This post comes from Gary Roe.
Trust comes hard for me. That’s natural and makes sense. I was sexually abused and raped by family members in early childhood. Those events and relationships have defined much of my life.
After decades of saying that I trust God, I've discovered that I really don’t. I believe that he exists, that he’s with me, but when life gets really difficult, I don’t believe that he will come through for me or protect me.
That means I must protect myself. I have to figure things out and direct my life. Not only that, I have to manage and control other people and situations. My lack of trust puts me in an impossible position, and creates a life of fear, anxiety, and fatigue.
Not trusting God allows the abuse to still define and control me. The abuse that I hate so much becomes an idol. In order to let go of it, I must begin trusting God.
I don’t know how to do this. I just pray, “God, help me to trust you. I really, really want to trust you.”
I sense he is working. I must hold on to that.
2 comments:
Gary, your posts are such a blessing to me and I am able to identify with so much that you have experienced and how it has impacted your life. Thank you for being so open and honest.
I remember not being able to pray to God for myself. I used to believe that if God knew I wanted something He would prevent me from getting it. I needed to learn that God was not a father like my earthly father, but it took a lot of time to realize this truth.
I too felt I had to do things on my own and you are right, it is tiring. I also finally realized that I did not always make wise choices.
For me trust is building more and more, and I too asked God to help me know and trust Him more.
What has been happening lately is an element of surprise. I used to think God was active in my life after the abuse, but I couldn't see His presence during my abuse. I felt he was the Great Abandoner. So I closed the door on my abuse and refused God entrance.

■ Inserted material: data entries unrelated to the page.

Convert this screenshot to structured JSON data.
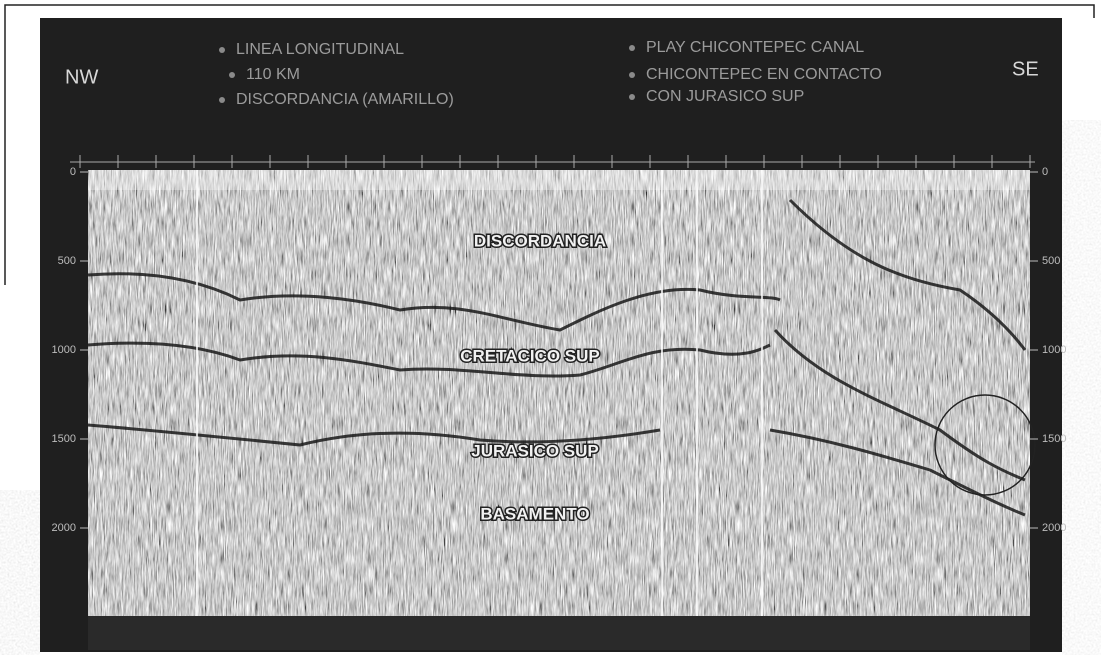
{
  "header": {
    "left_direction": "NW",
    "right_direction": "SE",
    "notes_left": [
      "LINEA LONGITUDINAL",
      "110 KM",
      "DISCORDANCIA (AMARILLO)"
    ],
    "notes_right": [
      "PLAY CHICONTEPEC CANAL",
      "CHICONTEPEC EN CONTACTO",
      "CON JURASICO SUP"
    ]
  },
  "section": {
    "depth_ticks": [
      0,
      500,
      1000,
      1500,
      2000
    ],
    "horizons": [
      "DISCORDANCIA",
      "CRETACICO SUP",
      "JURASICO SUP",
      "BASAMENTO"
    ]
  }
}
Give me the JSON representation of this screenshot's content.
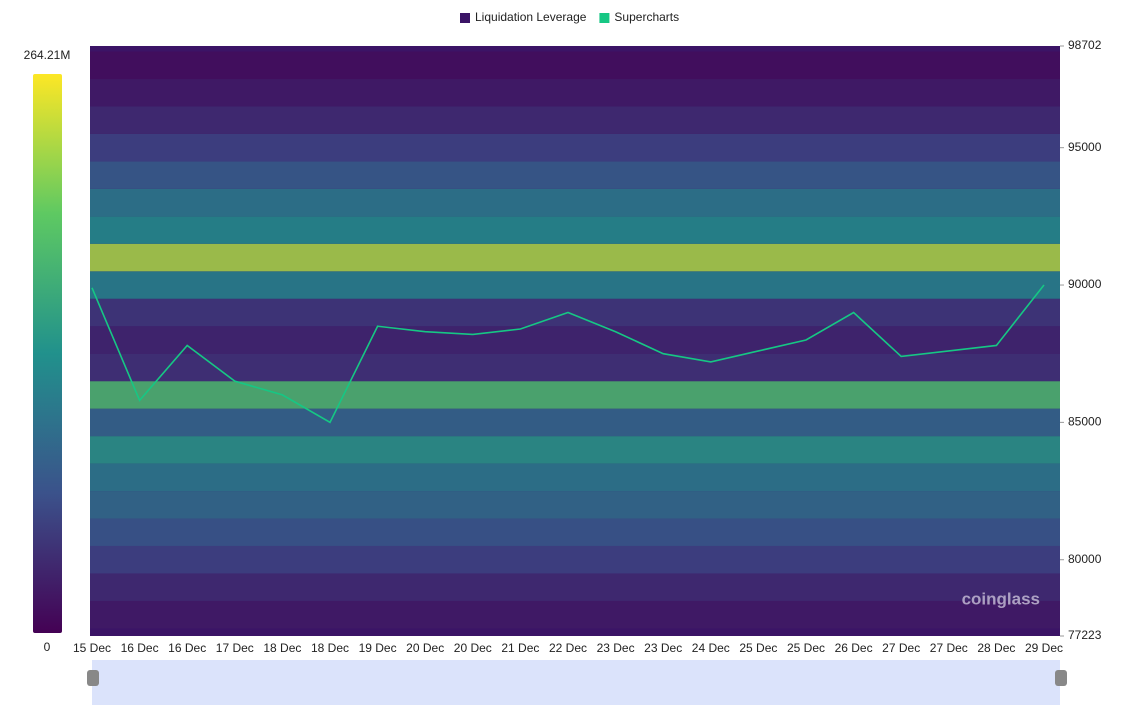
{
  "chart_data": {
    "type": "heatmap",
    "watermark": "coinglass",
    "categories": [
      "15 Dec",
      "16 Dec",
      "16 Dec",
      "17 Dec",
      "18 Dec",
      "18 Dec",
      "19 Dec",
      "20 Dec",
      "20 Dec",
      "21 Dec",
      "22 Dec",
      "23 Dec",
      "23 Dec",
      "24 Dec",
      "25 Dec",
      "25 Dec",
      "26 Dec",
      "27 Dec",
      "27 Dec",
      "28 Dec",
      "29 Dec"
    ],
    "ylim": [
      77223,
      98702
    ],
    "yticks": [
      77223,
      80000,
      85000,
      90000,
      95000,
      98702
    ],
    "colorbar_lim": [
      0,
      {
        "value": 264210000,
        "label": "264.21M"
      }
    ],
    "series": [
      {
        "name": "Liquidation Leverage",
        "color": "#3b1466",
        "levels": [
          78000,
          79000,
          80000,
          81000,
          82000,
          83000,
          84000,
          85000,
          86000,
          87000,
          88000,
          89000,
          90000,
          91000,
          92000,
          93000,
          94000,
          95000,
          96000,
          97000,
          98000
        ],
        "values": [
          20000000,
          35000000,
          55000000,
          75000000,
          95000000,
          110000000,
          140000000,
          90000000,
          180000000,
          40000000,
          30000000,
          45000000,
          120000000,
          230000000,
          130000000,
          110000000,
          80000000,
          55000000,
          35000000,
          20000000,
          10000000
        ]
      },
      {
        "name": "Supercharts",
        "color": "#16c784",
        "values": [
          89900,
          85800,
          87800,
          86500,
          86000,
          85000,
          88500,
          88300,
          88200,
          88400,
          89000,
          88300,
          87500,
          87200,
          87600,
          88000,
          89000,
          87400,
          87600,
          87800,
          90000
        ]
      }
    ]
  }
}
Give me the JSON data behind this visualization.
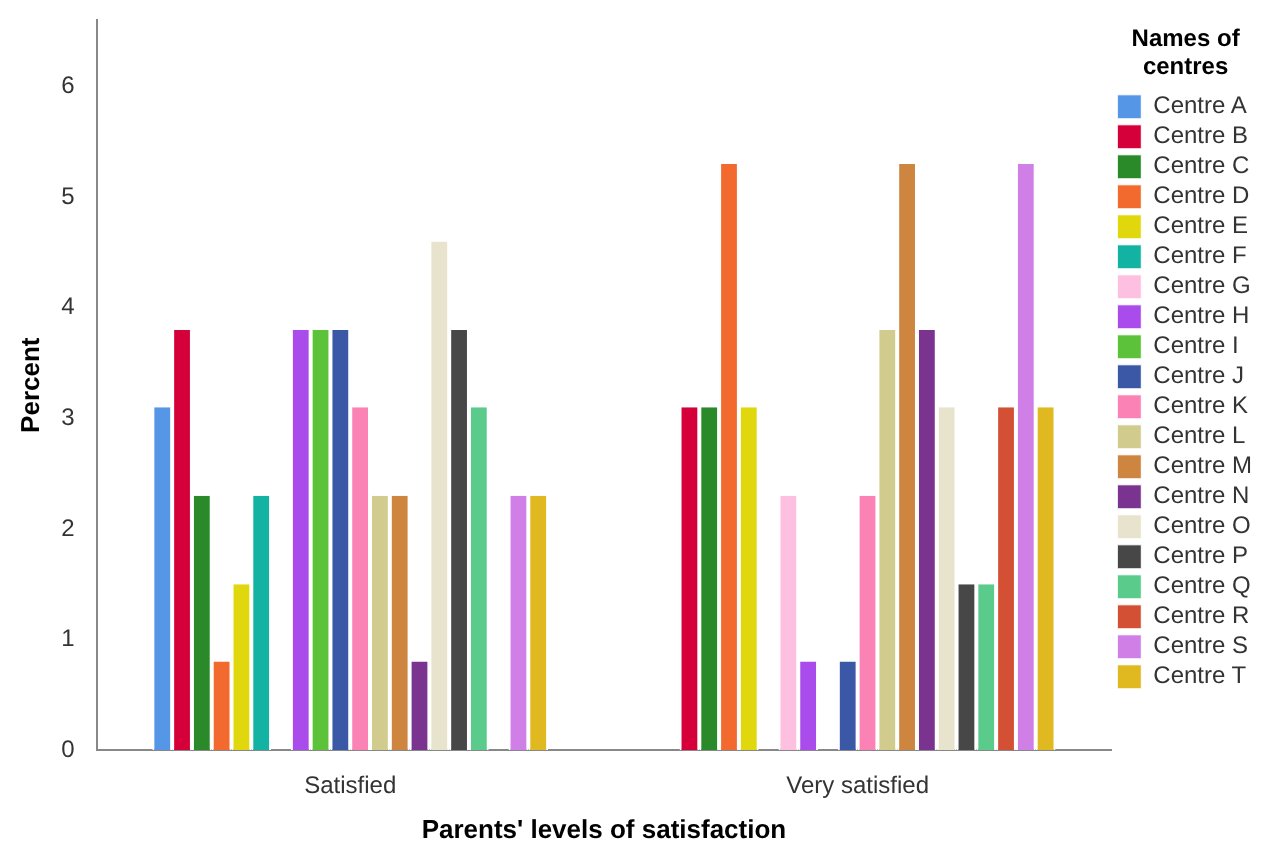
{
  "chart_data": {
    "type": "bar",
    "xlabel": "Parents' levels of satisfaction",
    "ylabel": "Percent",
    "legend_title": "Names of centres",
    "legend": "right",
    "grid": false,
    "categories": [
      "Satisfied",
      "Very satisfied"
    ],
    "ylim": [
      0,
      6.6
    ],
    "yticks": [
      0,
      1,
      2,
      3,
      4,
      5,
      6
    ],
    "series": [
      {
        "name": "Centre A",
        "color": "#5596e6",
        "values": [
          3.1,
          null
        ]
      },
      {
        "name": "Centre B",
        "color": "#d5003a",
        "values": [
          3.8,
          3.1
        ]
      },
      {
        "name": "Centre C",
        "color": "#2a8a2a",
        "values": [
          2.3,
          3.1
        ]
      },
      {
        "name": "Centre D",
        "color": "#f26a2d",
        "values": [
          0.8,
          5.3
        ]
      },
      {
        "name": "Centre E",
        "color": "#e0d80c",
        "values": [
          1.5,
          3.1
        ]
      },
      {
        "name": "Centre F",
        "color": "#12b3a2",
        "values": [
          2.3,
          null
        ]
      },
      {
        "name": "Centre G",
        "color": "#fdc0e0",
        "values": [
          null,
          2.3
        ]
      },
      {
        "name": "Centre H",
        "color": "#a94ceb",
        "values": [
          3.8,
          0.8
        ]
      },
      {
        "name": "Centre I",
        "color": "#5cc23a",
        "values": [
          3.8,
          null
        ]
      },
      {
        "name": "Centre J",
        "color": "#3a58a6",
        "values": [
          3.8,
          0.8
        ]
      },
      {
        "name": "Centre K",
        "color": "#fb82b4",
        "values": [
          3.1,
          2.3
        ]
      },
      {
        "name": "Centre L",
        "color": "#d2cb8e",
        "values": [
          2.3,
          3.8
        ]
      },
      {
        "name": "Centre M",
        "color": "#cd853f",
        "values": [
          2.3,
          5.3
        ]
      },
      {
        "name": "Centre N",
        "color": "#7a3490",
        "values": [
          0.8,
          3.8
        ]
      },
      {
        "name": "Centre O",
        "color": "#e8e3cc",
        "values": [
          4.6,
          3.1
        ]
      },
      {
        "name": "Centre P",
        "color": "#474747",
        "values": [
          3.8,
          1.5
        ]
      },
      {
        "name": "Centre Q",
        "color": "#5acb8a",
        "values": [
          3.1,
          1.5
        ]
      },
      {
        "name": "Centre R",
        "color": "#d45035",
        "values": [
          null,
          3.1
        ]
      },
      {
        "name": "Centre S",
        "color": "#cf7fe6",
        "values": [
          2.3,
          5.3
        ]
      },
      {
        "name": "Centre T",
        "color": "#e0b820",
        "values": [
          2.3,
          3.1
        ]
      }
    ]
  }
}
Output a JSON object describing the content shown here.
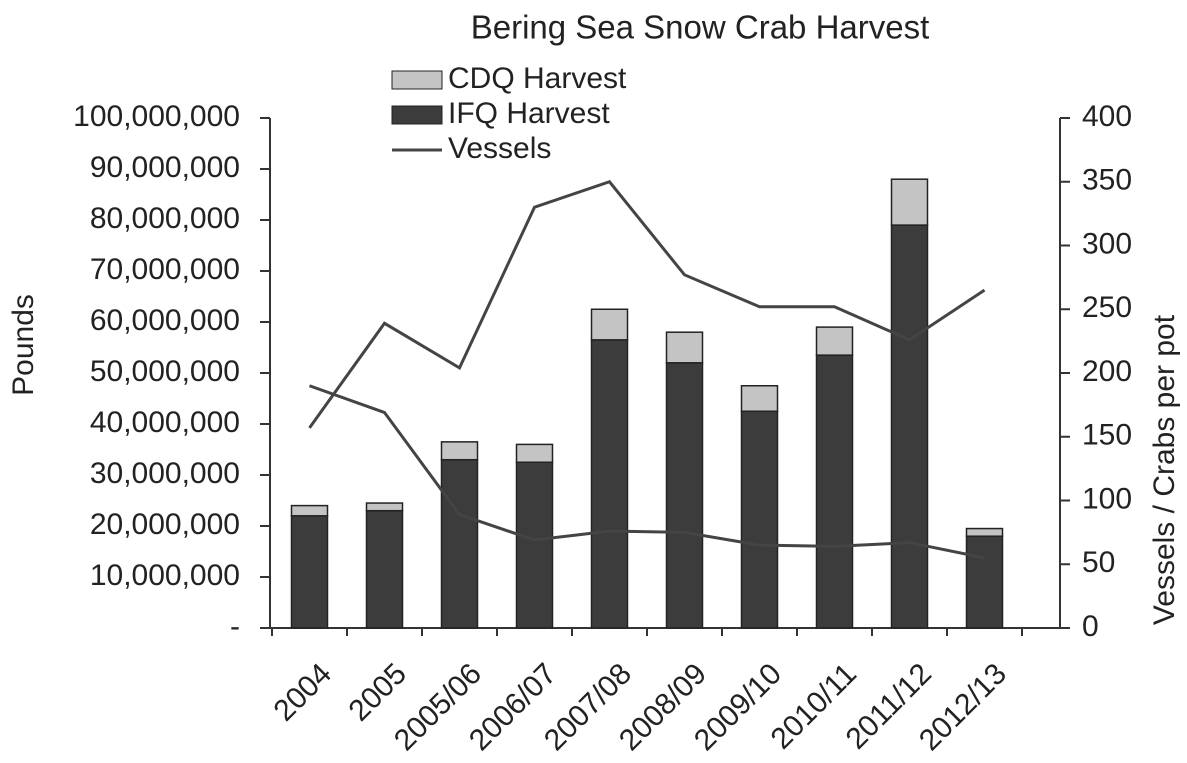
{
  "chart_data": {
    "type": "bar",
    "stacked": true,
    "title": "Bering Sea Snow Crab Harvest",
    "ylabel": "Pounds",
    "y2label": "Vessels / Crabs per pot",
    "categories": [
      "2004",
      "2005",
      "2005/06",
      "2006/07",
      "2007/08",
      "2008/09",
      "2009/10",
      "2010/11",
      "2011/12",
      "2012/13"
    ],
    "series": [
      {
        "name": "CDQ Harvest",
        "type": "bar",
        "color": "#c4c4c4",
        "values": [
          2000000,
          1500000,
          3500000,
          3500000,
          6000000,
          6000000,
          5000000,
          5500000,
          9000000,
          1500000
        ]
      },
      {
        "name": "IFQ Harvest",
        "type": "bar",
        "color": "#3c3c3c",
        "values": [
          22000000,
          23000000,
          33000000,
          32500000,
          56500000,
          52000000,
          42500000,
          53500000,
          79000000,
          18000000
        ]
      },
      {
        "name": "Vessels",
        "type": "line",
        "axis": "y2",
        "color": "#444444",
        "values": [
          190,
          169,
          89,
          69,
          76,
          75,
          65,
          64,
          67,
          55
        ]
      },
      {
        "type": "line",
        "axis": "y2",
        "color": "#444444",
        "values": [
          157,
          239,
          204,
          330,
          350,
          277,
          252,
          252,
          226,
          265
        ]
      }
    ],
    "ylim": [
      0,
      100000000
    ],
    "yticks": [
      {
        "value": 0,
        "label": "-"
      },
      {
        "value": 10000000,
        "label": "10,000,000"
      },
      {
        "value": 20000000,
        "label": "20,000,000"
      },
      {
        "value": 30000000,
        "label": "30,000,000"
      },
      {
        "value": 40000000,
        "label": "40,000,000"
      },
      {
        "value": 50000000,
        "label": "50,000,000"
      },
      {
        "value": 60000000,
        "label": "60,000,000"
      },
      {
        "value": 70000000,
        "label": "70,000,000"
      },
      {
        "value": 80000000,
        "label": "80,000,000"
      },
      {
        "value": 90000000,
        "label": "90,000,000"
      },
      {
        "value": 100000000,
        "label": "100,000,000"
      }
    ],
    "y2lim": [
      0,
      400
    ],
    "y2ticks": [
      0,
      50,
      100,
      150,
      200,
      250,
      300,
      350,
      400
    ],
    "legend": "top"
  }
}
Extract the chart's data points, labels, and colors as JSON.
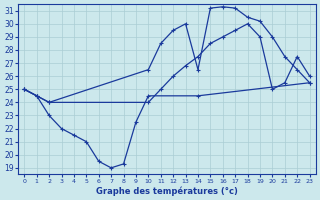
{
  "xlabel": "Graphe des températures (°c)",
  "xlim": [
    -0.5,
    23.5
  ],
  "ylim": [
    18.5,
    31.5
  ],
  "yticks": [
    19,
    20,
    21,
    22,
    23,
    24,
    25,
    26,
    27,
    28,
    29,
    30,
    31
  ],
  "xticks": [
    0,
    1,
    2,
    3,
    4,
    5,
    6,
    7,
    8,
    9,
    10,
    11,
    12,
    13,
    14,
    15,
    16,
    17,
    18,
    19,
    20,
    21,
    22,
    23
  ],
  "background_color": "#cce8ec",
  "grid_color": "#aacdd4",
  "line_color": "#1a3a9c",
  "curve1_x": [
    0,
    1,
    2,
    10,
    11,
    12,
    13,
    14,
    15,
    16,
    17,
    18,
    19,
    20,
    21,
    22,
    23
  ],
  "curve1_y": [
    25.0,
    24.5,
    24.0,
    26.5,
    28.5,
    29.5,
    30.0,
    26.5,
    31.2,
    31.3,
    31.2,
    30.5,
    30.2,
    29.0,
    27.5,
    26.5,
    25.5
  ],
  "curve2_x": [
    0,
    1,
    2,
    3,
    4,
    5,
    6,
    7,
    8,
    9,
    10,
    14,
    23
  ],
  "curve2_y": [
    25.0,
    24.5,
    23.0,
    22.0,
    21.5,
    21.0,
    19.5,
    19.0,
    19.3,
    22.5,
    24.5,
    24.5,
    25.5
  ],
  "curve3_x": [
    0,
    1,
    2,
    10,
    11,
    12,
    13,
    14,
    15,
    16,
    17,
    18,
    19,
    20,
    21,
    22,
    23
  ],
  "curve3_y": [
    25.0,
    24.5,
    24.0,
    24.0,
    25.0,
    26.0,
    26.8,
    27.5,
    28.5,
    29.0,
    29.5,
    30.0,
    29.0,
    25.0,
    25.5,
    27.5,
    26.0
  ]
}
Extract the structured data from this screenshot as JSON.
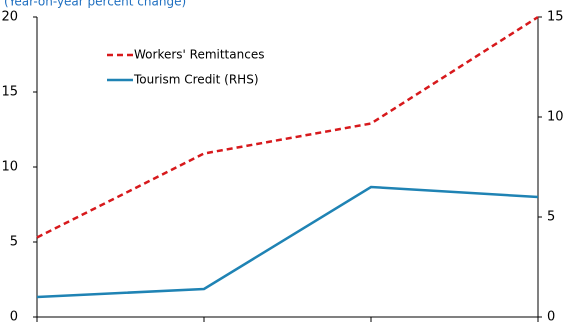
{
  "chart_data": {
    "type": "line",
    "subtitle": "(Year-on-year percent change)",
    "categories": [
      null,
      null,
      null,
      null
    ],
    "series": [
      {
        "name": "Workers' Remittances",
        "color": "#d7191c",
        "dash": true,
        "values": [
          5.3,
          10.9,
          12.9,
          20.0
        ]
      },
      {
        "name": "Tourism Credit (RHS)",
        "color": "#1f83b4",
        "axis": "y2",
        "values": [
          1.0,
          1.4,
          6.5,
          6.0
        ]
      }
    ],
    "ylim": [
      0,
      20
    ],
    "yticks": [
      0,
      5,
      10,
      15,
      20
    ],
    "y2lim": [
      0,
      15
    ],
    "y2ticks": [
      0,
      5,
      10,
      15
    ]
  }
}
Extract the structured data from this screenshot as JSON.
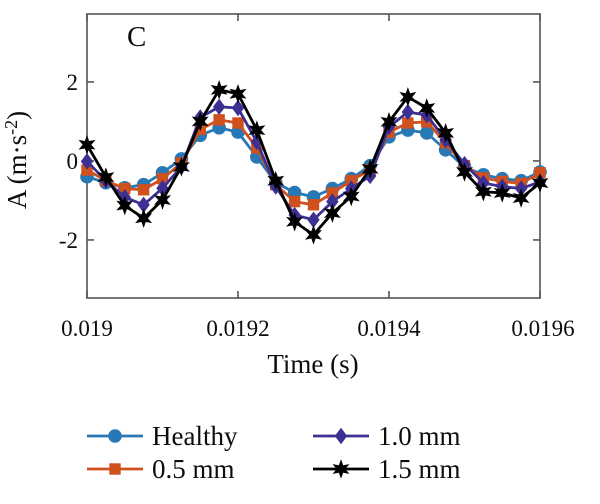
{
  "chart_data": {
    "type": "line",
    "panel_label": "C",
    "title": "",
    "xlabel": "Time (s)",
    "ylabel": "A (m·s⁻²)",
    "ylabel_parts": [
      "A (m·s",
      "-2",
      ")"
    ],
    "xlim": [
      0.019,
      0.0196
    ],
    "ylim": [
      -3.47,
      3.72
    ],
    "x_ticks": [
      0.019,
      0.0192,
      0.0194,
      0.0196
    ],
    "x_tick_labels": [
      "0.019",
      "0.0192",
      "0.0194",
      "0.0196"
    ],
    "y_ticks": [
      2,
      0,
      -2
    ],
    "y_tick_labels": [
      "2",
      "0",
      "-2"
    ],
    "grid": false,
    "legend_position": "below, two columns",
    "axis_color": "#545454",
    "x": [
      0.019,
      0.019025,
      0.01905,
      0.019075,
      0.0191,
      0.019125,
      0.01915,
      0.019175,
      0.0192,
      0.019225,
      0.01925,
      0.019275,
      0.0193,
      0.019325,
      0.01935,
      0.019375,
      0.0194,
      0.019425,
      0.01945,
      0.019475,
      0.0195,
      0.019525,
      0.01955,
      0.019575,
      0.0196
    ],
    "series": [
      {
        "name": "Healthy",
        "color": "#2878b5",
        "marker": "circle",
        "values": [
          -0.4,
          -0.55,
          -0.68,
          -0.6,
          -0.3,
          0.05,
          0.65,
          0.84,
          0.73,
          0.1,
          -0.55,
          -0.8,
          -0.91,
          -0.7,
          -0.45,
          -0.12,
          0.61,
          0.78,
          0.71,
          0.28,
          -0.15,
          -0.35,
          -0.45,
          -0.5,
          -0.28
        ]
      },
      {
        "name": "0.5 mm",
        "color": "#d0501e",
        "marker": "square",
        "values": [
          -0.23,
          -0.5,
          -0.7,
          -0.73,
          -0.45,
          -0.05,
          0.8,
          1.04,
          0.96,
          0.33,
          -0.6,
          -1.03,
          -1.11,
          -0.81,
          -0.5,
          -0.22,
          0.73,
          0.96,
          0.99,
          0.46,
          -0.12,
          -0.43,
          -0.52,
          -0.57,
          -0.3
        ]
      },
      {
        "name": "1.0 mm",
        "color": "#3c3093",
        "marker": "diamond",
        "values": [
          -0.01,
          -0.5,
          -0.92,
          -1.11,
          -0.69,
          -0.15,
          1.1,
          1.37,
          1.34,
          0.48,
          -0.65,
          -1.37,
          -1.49,
          -1.03,
          -0.7,
          -0.38,
          0.86,
          1.24,
          1.16,
          0.53,
          -0.08,
          -0.56,
          -0.65,
          -0.7,
          -0.53
        ]
      },
      {
        "name": "1.5 mm",
        "color": "#000000",
        "marker": "hexagram",
        "values": [
          0.41,
          -0.41,
          -1.13,
          -1.45,
          -0.99,
          -0.15,
          1.0,
          1.8,
          1.7,
          0.78,
          -0.5,
          -1.54,
          -1.87,
          -1.32,
          -0.9,
          -0.2,
          0.99,
          1.62,
          1.34,
          0.71,
          -0.28,
          -0.78,
          -0.81,
          -0.94,
          -0.56
        ]
      }
    ]
  }
}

As I began to know His nature, God finally answered my questions about where was He during the abuse. He was not where I expected Him to be. I wanted Him to be in the stop the abuse camp, instead He was in the what didn't happen camp - I didn't get a sexually transmitted disease from my father, didn't go insane, didn't die, could still have children as an adult so my father didn't mess me up physically. God was in the nots - but for years that information would have bothered me. What did not happen seemed lame. Now I am grateful.
I also had to realize that God did not want what my parents did, He wanted me to have loving parents, but my parents exercised their free will and did not obey God's perfect plan. But God has restored all that they took away and I am growing to love and trust Him more
I pray that God shows you His presence and trust more and more each day as the new year approaches.
God bless you.
Heather
Hi Heather. Thanks for your encouragement. I believe that is a gift God has given you. Thanks too for sharing. Each story we hear seems to help us along the road to healing. I'm glad that my past does not define who God is or who we are. I appreciate your insights. Thanks for helping me grow and heal.